An example of fossil foraminifera. See source for detail: Thirumalai et al. (2014), Globigerinoides ruber morphotypes in the Gulf of Mexico: A test of null hypothesis. Scientific Reports 4, 6018. doi: 10.1038/srep06018

Now for the technical stuff. For my science readers–this will probably be easy for you to follow. For all my other readers–I’ll do my best to de-jargon. During my PhD, I will be using (i.e. picking, processing, dissolving and analyzing) fossil foraminifera (a marine protist with a calcite shell–here’s Wikipedia) that have been preserved in ocean sediments to determine and understand past ocean and climate states, changes and relationships. How will I do that?: magnesium (Mg) and calcium (Ca). Mg/Ca ratios can be used as a paleo-proxy (i.e. recorder of the past) for temperature. Simply (and without sending this post down the rabbit-hole of Mg/Ca relationships), the amount of Mg in a calcite mineral relates to the temperature at which that mineral was formed; the more Mg that is in a calcite, the higher the temperature was at the time of formation. In the case of formanifera, or forams, the temperature recorded by a calcite shell is the temperature of the sea water surrounding the foram at the time of shell formation or its calcification temperature. Pretty cool, right? (Yeah, I think so). Measuring Mg/Ca ratios in fossil forams allows scientists to calculate past ocean temperatures! (I know you’re as excited as I am). The exact Mg/Ca-temperature relationship can be dependent on other factors, including foram species, habitat, salinity and even dissolution effects (all things I won’t get into here as it would turn this post into a lengthy research project), but some very, very smart people have developed a myriad of calibration equations (i.e. equations that directly relate Mg/Ca ratios to temperature) to isolate the temperature signal.

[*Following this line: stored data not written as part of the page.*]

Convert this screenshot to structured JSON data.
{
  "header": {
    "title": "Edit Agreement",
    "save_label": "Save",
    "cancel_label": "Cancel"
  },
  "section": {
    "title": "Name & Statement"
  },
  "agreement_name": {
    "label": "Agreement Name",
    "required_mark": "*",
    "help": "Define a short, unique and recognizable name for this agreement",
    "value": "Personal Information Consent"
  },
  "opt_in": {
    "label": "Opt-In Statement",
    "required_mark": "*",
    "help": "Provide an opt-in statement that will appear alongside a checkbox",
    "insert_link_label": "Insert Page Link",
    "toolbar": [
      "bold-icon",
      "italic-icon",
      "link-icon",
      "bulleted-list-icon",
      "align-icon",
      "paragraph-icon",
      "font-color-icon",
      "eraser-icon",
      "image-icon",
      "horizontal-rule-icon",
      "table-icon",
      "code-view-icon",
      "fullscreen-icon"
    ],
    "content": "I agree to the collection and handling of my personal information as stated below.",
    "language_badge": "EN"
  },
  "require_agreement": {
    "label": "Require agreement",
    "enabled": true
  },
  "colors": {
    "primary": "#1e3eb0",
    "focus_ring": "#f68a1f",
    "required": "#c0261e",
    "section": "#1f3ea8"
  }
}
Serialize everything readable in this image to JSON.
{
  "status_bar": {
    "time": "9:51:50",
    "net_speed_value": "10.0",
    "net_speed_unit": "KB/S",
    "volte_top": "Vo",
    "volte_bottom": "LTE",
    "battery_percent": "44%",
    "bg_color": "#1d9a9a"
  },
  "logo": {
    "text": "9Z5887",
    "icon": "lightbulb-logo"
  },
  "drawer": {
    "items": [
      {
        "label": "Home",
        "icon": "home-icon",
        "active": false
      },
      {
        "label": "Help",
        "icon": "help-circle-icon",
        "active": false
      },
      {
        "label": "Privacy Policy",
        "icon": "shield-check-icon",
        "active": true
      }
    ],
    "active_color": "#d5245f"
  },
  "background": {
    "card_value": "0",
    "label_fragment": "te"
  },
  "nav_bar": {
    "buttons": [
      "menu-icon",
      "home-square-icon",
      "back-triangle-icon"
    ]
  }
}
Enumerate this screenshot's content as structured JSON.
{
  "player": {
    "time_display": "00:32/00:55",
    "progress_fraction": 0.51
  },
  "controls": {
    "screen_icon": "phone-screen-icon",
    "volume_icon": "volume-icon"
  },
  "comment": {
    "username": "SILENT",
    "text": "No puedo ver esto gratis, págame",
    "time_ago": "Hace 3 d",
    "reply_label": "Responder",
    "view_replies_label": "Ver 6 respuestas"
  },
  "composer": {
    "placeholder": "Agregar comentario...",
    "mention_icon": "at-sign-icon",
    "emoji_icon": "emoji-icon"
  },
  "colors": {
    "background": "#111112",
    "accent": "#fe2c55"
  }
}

Phew. If you made it this far–HIGH FIVE!

Now, some of you are probably wondering exactly how ancient ocean temperatures are going to help me determine and understand past ocean AND climate states, changes and relationships–and that would be a very fair thing for you to wonder. The ocean plays a major role in the Earth climate system, which also includes very important things such as the biosphere and the atmosphere. A perturbation in one part of the system often affects the other parts of the system. For example, a major shift in surface temperatures on Earth will cause a shift in ocean temperatures, which will cause a change in atmospheric winds and weather, which will affect the plants and animals dependent on all those things (…so on and so forth). Understanding the whole Earth climate system requires knowledge of all its parts. And knowledge of one part can also lead to insights on others. I choose to study the ocean because it’s a part of the Earth climate system that we probably know and understand the least about. And while the ocean is only one piece of the giant, complicated climate puzzle, its piece and its close connection with other pieces can tell us a lot about the past. So really, my ancient ocean temperatures will actually tell me a lot more than a simple reading on a thermometer. For those curious about exactly what my PhD project will be, I’ll probably reveal more about that later down the road. As a new graduate student, I’m focused mainly on catching up on the slew of wonderful Mg/Ca-foram literature (I still have a lot to learn), and while I have a pretty good idea where my project is going, things can always change.